Overexpression of PIP5K:Δ1–238 increases the sensitivity of a mutant K_ATP channel (Kir6.2[I154C, C166S] + SUR1) to inhibition by ATP. (A) Representative (Kir6.2[I154C, C166S] + SUR1) K_ATP channel currents recorded in inside-out membrane patches from control cells or cells overexpressing PIP5K:Δ1–238 (ΔN Kinase). Currents were recorded at −50 mV and are shown as upward deflections. The patch was isolated and exposed to differing [ATP] as indicated by the bars above the record.

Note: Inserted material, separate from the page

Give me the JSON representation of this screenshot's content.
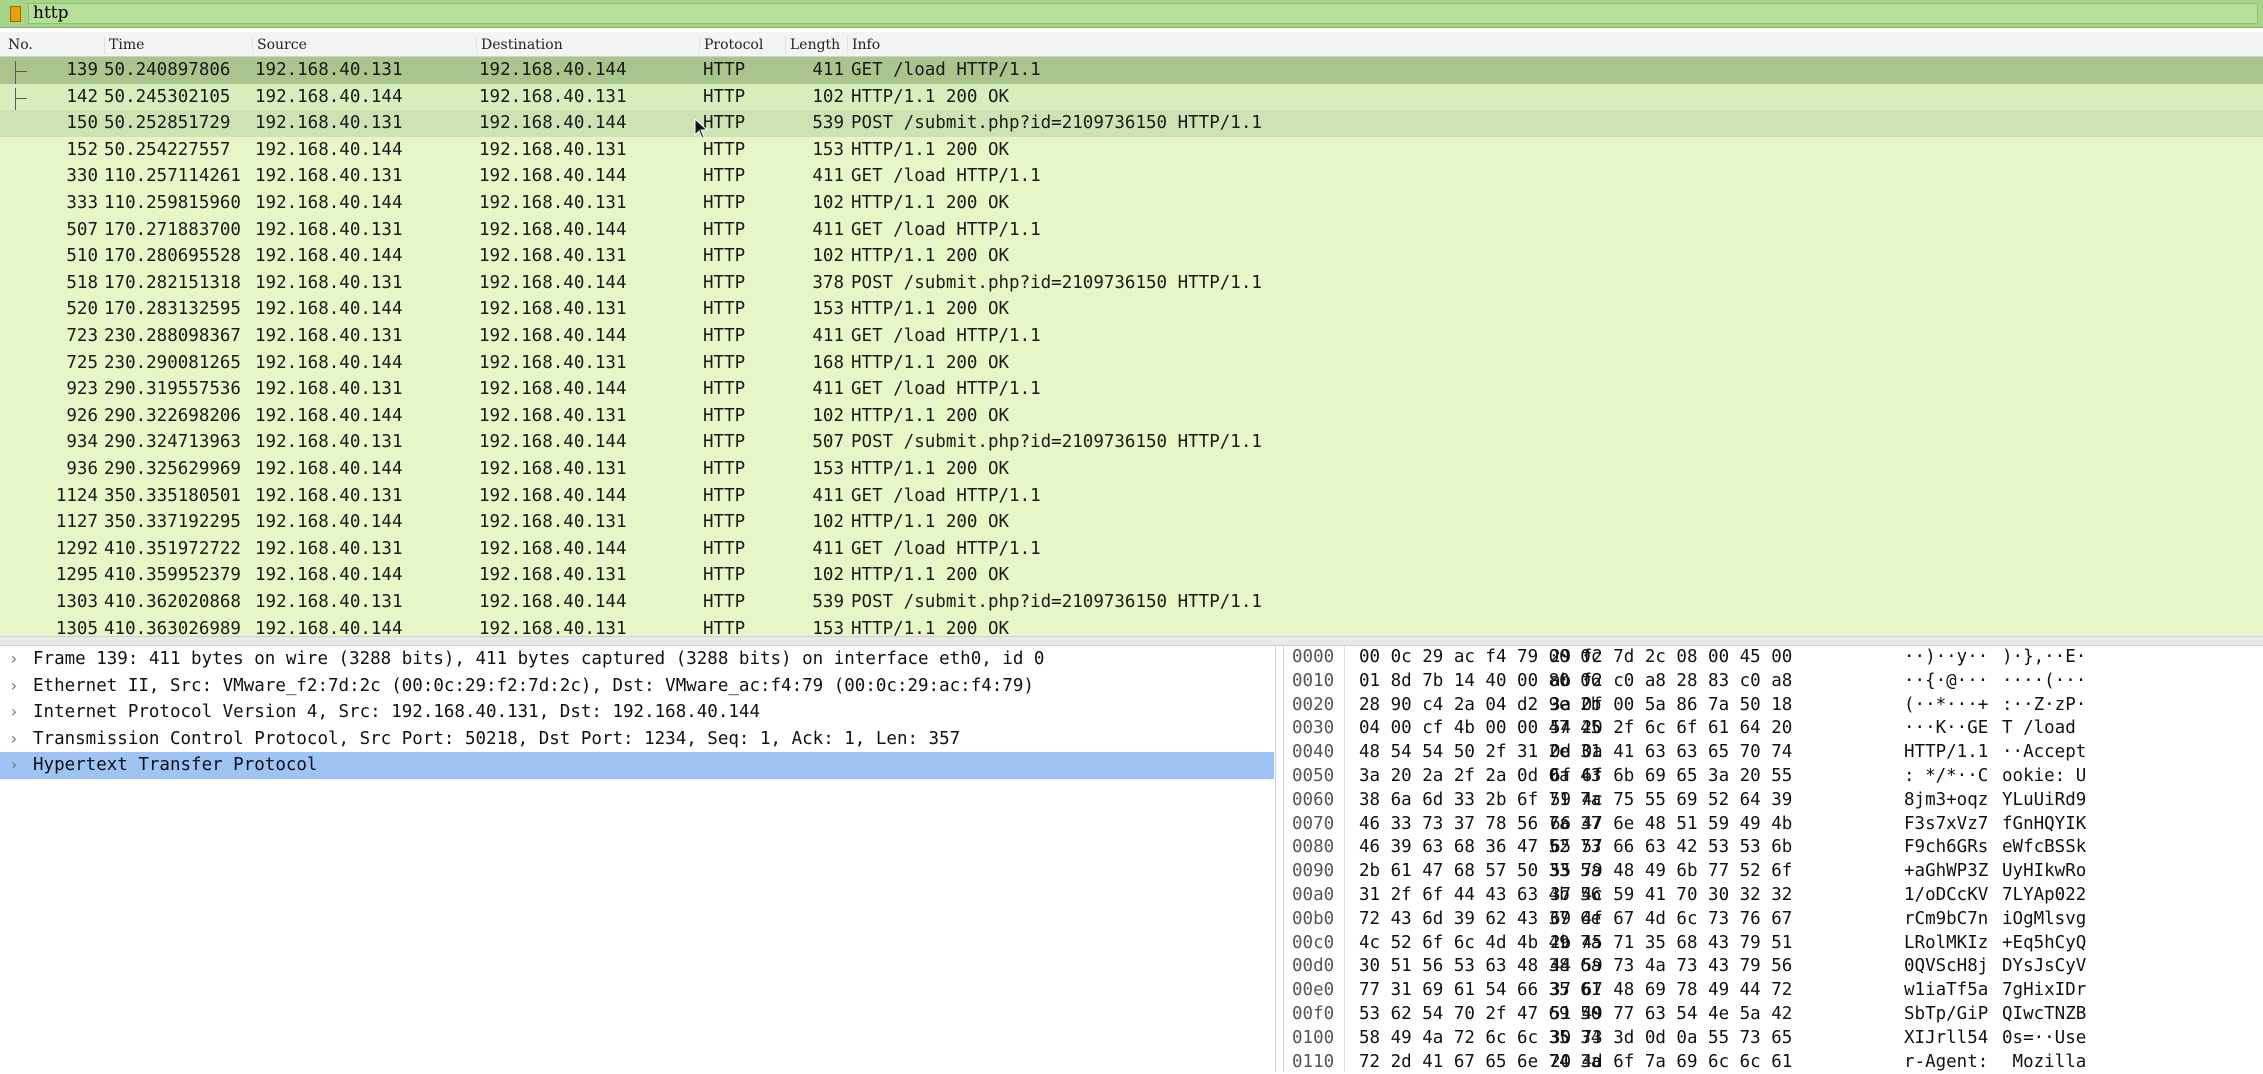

The dashed line indicates zero current. (B) To estimate the K_1/2 in control cells or cells overexpressing PIP5K:Δ1–238, data points were fitted to the Hill equation {I_rel = 1/[1 + ([ATP]/K_1/2)^H]}, with I_rel being the current relative to the current in the absence of ATP and with H being fixed at 1.3. Each data point represents the average of 4–6 patches, with the error bar being the SEM. (Inset) Response of (Kir6.2[I154C, C166S] + SUR1) K_ATP channels in an isolated inside-out membrane patch from cells overexpressing PIP5K:Δ1–238 to exogenous PIP₂. Currents were recorded at −50 mV and are shown as upward deflections. The patch was exposed to differing [ATP] and 5 μg/ml PIP₂ as indicated by the bars above the record. The K_1/2 increased from 219 μM to >5 mM with continued PIP₂ application.